Hund und Katze bei Hitze: So bringst du deine Fellnase sicher durch den Sommer

Warum Hochsommer für Tiere viel gefährlicher ist als für uns, und was du konkret tun kannst.

32 Grad im Schatten. Du sitzt mit kaltem Getränk auf dem Balkon und denkst dir: noch erträglich. Dein Hund neben dir hechelt mit hochrotem Zungenmuster, deine Katze hat sich seit Stunden nicht mehr aus dem dunkelsten Eck des Bads bewegt.

Hund und Katze bei Hitze ist kein Komfort-Thema, sondern ein Sicherheitsthema.

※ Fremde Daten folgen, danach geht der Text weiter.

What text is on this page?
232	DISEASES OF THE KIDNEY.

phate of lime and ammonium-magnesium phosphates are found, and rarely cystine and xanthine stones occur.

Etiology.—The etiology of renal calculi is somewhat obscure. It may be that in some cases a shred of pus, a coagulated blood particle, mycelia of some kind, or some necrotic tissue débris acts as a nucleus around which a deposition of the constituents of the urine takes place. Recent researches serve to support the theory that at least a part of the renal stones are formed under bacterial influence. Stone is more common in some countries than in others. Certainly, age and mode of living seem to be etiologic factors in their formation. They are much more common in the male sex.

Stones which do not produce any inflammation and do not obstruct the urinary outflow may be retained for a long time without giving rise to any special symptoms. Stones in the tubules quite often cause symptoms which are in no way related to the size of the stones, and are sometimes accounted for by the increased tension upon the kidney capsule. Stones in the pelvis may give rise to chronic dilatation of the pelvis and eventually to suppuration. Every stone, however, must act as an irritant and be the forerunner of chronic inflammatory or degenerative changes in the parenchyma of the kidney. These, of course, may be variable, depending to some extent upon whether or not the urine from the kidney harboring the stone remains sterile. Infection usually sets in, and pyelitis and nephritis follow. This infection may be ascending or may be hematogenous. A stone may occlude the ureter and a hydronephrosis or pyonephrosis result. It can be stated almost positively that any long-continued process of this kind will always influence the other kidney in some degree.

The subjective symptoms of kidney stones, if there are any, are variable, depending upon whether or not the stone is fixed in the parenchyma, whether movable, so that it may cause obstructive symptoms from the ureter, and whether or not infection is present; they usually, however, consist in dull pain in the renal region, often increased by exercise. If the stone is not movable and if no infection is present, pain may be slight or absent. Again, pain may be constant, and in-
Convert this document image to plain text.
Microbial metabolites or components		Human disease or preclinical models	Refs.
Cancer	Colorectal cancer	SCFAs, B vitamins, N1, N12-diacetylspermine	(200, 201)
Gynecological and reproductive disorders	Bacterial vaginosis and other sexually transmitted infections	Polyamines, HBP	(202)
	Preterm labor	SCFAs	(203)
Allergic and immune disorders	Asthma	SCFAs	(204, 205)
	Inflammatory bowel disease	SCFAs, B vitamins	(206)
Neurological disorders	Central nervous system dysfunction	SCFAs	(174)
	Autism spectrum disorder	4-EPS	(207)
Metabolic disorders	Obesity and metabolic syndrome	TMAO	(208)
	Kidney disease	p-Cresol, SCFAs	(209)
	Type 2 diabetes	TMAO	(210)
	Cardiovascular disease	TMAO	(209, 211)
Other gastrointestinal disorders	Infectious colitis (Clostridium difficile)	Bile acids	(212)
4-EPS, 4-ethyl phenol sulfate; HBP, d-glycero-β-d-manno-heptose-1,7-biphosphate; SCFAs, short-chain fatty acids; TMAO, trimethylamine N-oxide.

Ein Hitzschlag entwickelt sich schneller, als die meisten Halter glauben, und endet in vielen Fällen tödlich. Trotzdem unterschätzen wir das jedes Jahr.

Ich bin Claudia, die Futterflüsterin. Hier erfährst du, warum dein Tier bei Hitze anders reagiert als du, welche Warnsignale du nicht übersehen darfst und was im Sommer-Alltag wirklich hilft.

Überblick

Warum Hitze für Hund und Katze gefährlicher ist als für uns

Wir Menschen schwitzen über die gesamte Hautoberfläche. Verdunstungskälte regelt unsere Körpertemperatur erstaunlich effektiv. Hunde und Katzen können das nicht. Sie haben Schweißdrüsen praktisch nur an den Pfotenballen und manche im Nasenspiegel. Das war es.

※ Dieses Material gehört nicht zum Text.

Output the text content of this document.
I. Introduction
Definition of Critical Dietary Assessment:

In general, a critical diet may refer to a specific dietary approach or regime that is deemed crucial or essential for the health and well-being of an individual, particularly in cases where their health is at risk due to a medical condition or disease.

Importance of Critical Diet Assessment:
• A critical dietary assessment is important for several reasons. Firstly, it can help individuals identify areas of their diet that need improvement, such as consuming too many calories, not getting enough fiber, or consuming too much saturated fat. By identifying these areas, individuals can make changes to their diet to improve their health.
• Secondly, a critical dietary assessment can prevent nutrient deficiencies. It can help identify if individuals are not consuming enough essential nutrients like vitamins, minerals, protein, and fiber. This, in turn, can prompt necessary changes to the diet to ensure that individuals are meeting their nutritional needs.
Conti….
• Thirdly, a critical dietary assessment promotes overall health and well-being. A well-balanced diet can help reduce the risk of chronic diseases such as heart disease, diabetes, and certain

Hunde regeln überschüssige Wärme fast ausschließlich über das Hecheln. Katzen tun das deutlich seltener, sie reduzieren stattdessen ihre Aktivität drastisch und suchen kühle Plätze auf. Beide Strategien haben ihre Grenzen: Sobald die Umgebungsluft selbst zu warm ist, funktioniert auch das Hecheln nicht mehr richtig.

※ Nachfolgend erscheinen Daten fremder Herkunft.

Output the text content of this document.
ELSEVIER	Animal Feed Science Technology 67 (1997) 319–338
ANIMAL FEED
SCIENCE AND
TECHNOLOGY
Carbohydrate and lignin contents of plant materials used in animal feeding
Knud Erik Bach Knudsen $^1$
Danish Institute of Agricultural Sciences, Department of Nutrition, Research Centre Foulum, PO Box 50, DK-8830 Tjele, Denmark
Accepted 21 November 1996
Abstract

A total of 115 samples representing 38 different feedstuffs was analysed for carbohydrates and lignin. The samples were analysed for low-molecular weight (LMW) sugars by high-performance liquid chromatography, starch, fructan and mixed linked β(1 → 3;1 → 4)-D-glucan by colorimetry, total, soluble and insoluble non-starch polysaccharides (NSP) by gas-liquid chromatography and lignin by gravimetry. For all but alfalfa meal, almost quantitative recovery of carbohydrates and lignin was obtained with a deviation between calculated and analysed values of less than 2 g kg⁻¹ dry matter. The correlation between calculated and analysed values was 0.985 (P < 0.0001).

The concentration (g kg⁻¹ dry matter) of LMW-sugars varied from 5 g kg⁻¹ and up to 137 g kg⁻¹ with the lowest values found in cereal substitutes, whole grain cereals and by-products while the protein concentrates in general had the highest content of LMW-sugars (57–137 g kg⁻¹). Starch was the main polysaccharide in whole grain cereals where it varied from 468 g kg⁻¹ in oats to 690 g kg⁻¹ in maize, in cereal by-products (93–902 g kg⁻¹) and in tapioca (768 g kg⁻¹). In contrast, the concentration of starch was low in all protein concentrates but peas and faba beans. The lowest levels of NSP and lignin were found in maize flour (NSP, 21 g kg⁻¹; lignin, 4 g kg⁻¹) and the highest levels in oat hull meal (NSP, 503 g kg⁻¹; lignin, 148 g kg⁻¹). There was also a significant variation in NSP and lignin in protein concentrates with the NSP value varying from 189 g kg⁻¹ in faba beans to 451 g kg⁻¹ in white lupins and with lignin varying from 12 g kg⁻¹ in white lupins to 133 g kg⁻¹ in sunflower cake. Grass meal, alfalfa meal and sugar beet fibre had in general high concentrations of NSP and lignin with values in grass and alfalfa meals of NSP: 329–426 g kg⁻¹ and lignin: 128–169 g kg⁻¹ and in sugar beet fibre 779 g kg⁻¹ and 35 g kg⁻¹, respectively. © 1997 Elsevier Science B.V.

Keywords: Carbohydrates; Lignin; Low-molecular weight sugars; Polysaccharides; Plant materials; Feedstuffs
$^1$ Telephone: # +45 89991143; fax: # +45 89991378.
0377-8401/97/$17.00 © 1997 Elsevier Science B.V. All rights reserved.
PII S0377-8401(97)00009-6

Zusatzfaktoren, die das Hitzerisiko deutlich erhöhen:

  • Kurzschnäuzige Rassen (Mops, Bulldogge, Perserkatze): bekommen schlechter Luft, überhitzen schneller
  • Übergewicht: Fettpolster halten Wärme im Körper
  • Alter: Senioren regulieren weniger effizient
  • Dunkles Fell: absorbiert mehr Hitze
  • Vorerkrankungen (Herz, Lunge, Niere): Hitzestress wird gefährlicher

Der Bundesverband praktizierender Tierärzte (bpt) warnt jedes Jahr aufs Neue: Schon ab 25 Grad steigt das Risiko für Hitzschlag deutlich an. Ab 30 Grad sprechen Tierärzte von einer akuten Gefahrensituation.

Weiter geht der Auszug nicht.